In 2005, the Bush Administration, led by Vice President Cheney, drafted and finalized the Energy Policy Act of 2005 (EPAct). Before coming into office, Cheney was CEO of industry giant Halliburton; predictably, the EPAct was very partial to industry. Pilot offices, categorical exclusions, and the Halliburton Loophole came out of the act, prioritizing industry interests over the environment and public health.
The EPAct established the Federal Permit Streamlining Pilot Project which designated seven Bureau of Land Management (BLM) offices, including the Farmington, NM, office, as pilot project offices. These offices were given additional resources to prioritize oil and gas development at the expense of archaeological resources, recreation opportunities, river protections, and air quality. Congress made the program permanent in 2014.
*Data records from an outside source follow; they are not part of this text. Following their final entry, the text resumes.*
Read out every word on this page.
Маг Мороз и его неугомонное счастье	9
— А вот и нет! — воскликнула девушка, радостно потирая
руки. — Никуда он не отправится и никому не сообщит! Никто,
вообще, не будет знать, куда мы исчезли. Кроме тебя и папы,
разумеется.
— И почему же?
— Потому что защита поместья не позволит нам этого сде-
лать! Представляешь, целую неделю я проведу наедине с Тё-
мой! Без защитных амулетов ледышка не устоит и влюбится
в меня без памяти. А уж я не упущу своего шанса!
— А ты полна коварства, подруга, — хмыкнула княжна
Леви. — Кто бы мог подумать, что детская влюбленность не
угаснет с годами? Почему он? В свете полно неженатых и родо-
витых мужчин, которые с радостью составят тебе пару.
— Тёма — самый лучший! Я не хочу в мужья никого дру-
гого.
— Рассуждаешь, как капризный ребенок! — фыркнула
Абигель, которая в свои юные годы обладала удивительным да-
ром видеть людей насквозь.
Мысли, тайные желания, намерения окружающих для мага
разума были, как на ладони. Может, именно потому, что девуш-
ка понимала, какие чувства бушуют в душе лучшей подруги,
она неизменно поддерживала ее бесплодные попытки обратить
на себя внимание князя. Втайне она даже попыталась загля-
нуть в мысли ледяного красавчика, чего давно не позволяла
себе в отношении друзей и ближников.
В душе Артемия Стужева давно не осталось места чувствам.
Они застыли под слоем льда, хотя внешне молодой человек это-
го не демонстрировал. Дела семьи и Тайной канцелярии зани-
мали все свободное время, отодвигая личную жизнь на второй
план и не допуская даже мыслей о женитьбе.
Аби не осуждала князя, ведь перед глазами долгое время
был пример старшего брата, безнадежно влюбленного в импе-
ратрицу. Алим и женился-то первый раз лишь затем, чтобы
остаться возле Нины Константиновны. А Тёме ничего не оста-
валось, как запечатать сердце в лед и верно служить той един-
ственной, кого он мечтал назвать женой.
Despite the widespread use of fracking, and the dangerous chemicals it uses, the Environmental Protection Agency does not regulate the injection of fracking fluids under the Safe Water Drinking Act. This is referred to as the “Halliburton Loophole” and was introduced as part of the EPAct.
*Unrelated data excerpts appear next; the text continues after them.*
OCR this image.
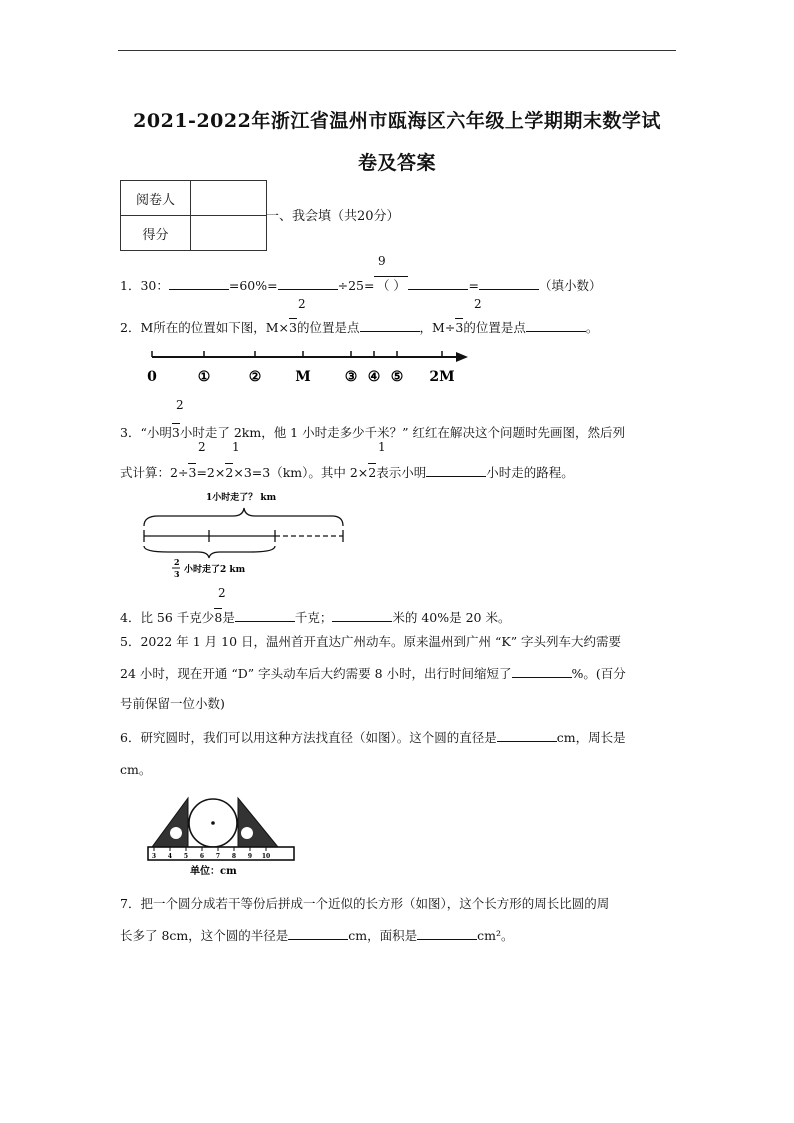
2021-2022年浙江省温州市瓯海区六年级上学期期末数学试
卷及答案
阅卷人	
得分	
一、我会填（共20分）
1．30：	=60%=	÷25= （ ）	=	（填小数）
9
2．M所在的位置如下图，M×3的位置是点	，M÷3的位置是点	。
2	2
0	①	② M ③ ④ ⑤ 2M
3．“小明3小时走了 2km，他 1 小时走多少千米？” 红红在解决这个问题时先画图，然后列
2
式计算：2÷3=2×2×3=3（km）。其中 2×2表示小明	小时走的路程。
2 1	1
1小时走了？ km
2
3 小时走了2 km
4．比 56 千克少8是	千克；	米的 40%是 20 米。
2
5．2022 年 1 月 10 日，温州首开直达广州动车。原来温州到广州 “K” 字头列车大约需要
24 小时，现在开通 “D” 字头动车后大约需要 8 小时，出行时间缩短了	%。(百分
号前保留一位小数)
6．研究圆时，我们可以用这种方法找直径（如图）。这个圆的直径是	cm，周长是
cm。
3 4 5 6 7 8 9 10
单位：cm
7．把一个圆分成若干等份后拼成一个近似的长方形（如图），这个长方形的周长比圆的周
长多了 8cm，这个圆的半径是	cm，面积是	cm²。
The EPAct’s Section 390 Categorical Exclusions includes criteria which exclude applications for permit to drill (APDs) from environmental review. From 2006-2008 the BLM Farmington Field Office used this section to avoid environmental analysis of 1,389 APDs. From 2007-2008 the office approved approximately 1,275 APDs total, if 2006 was similar (no data is available) that means more than 70 percent of applications were approved without environmental review.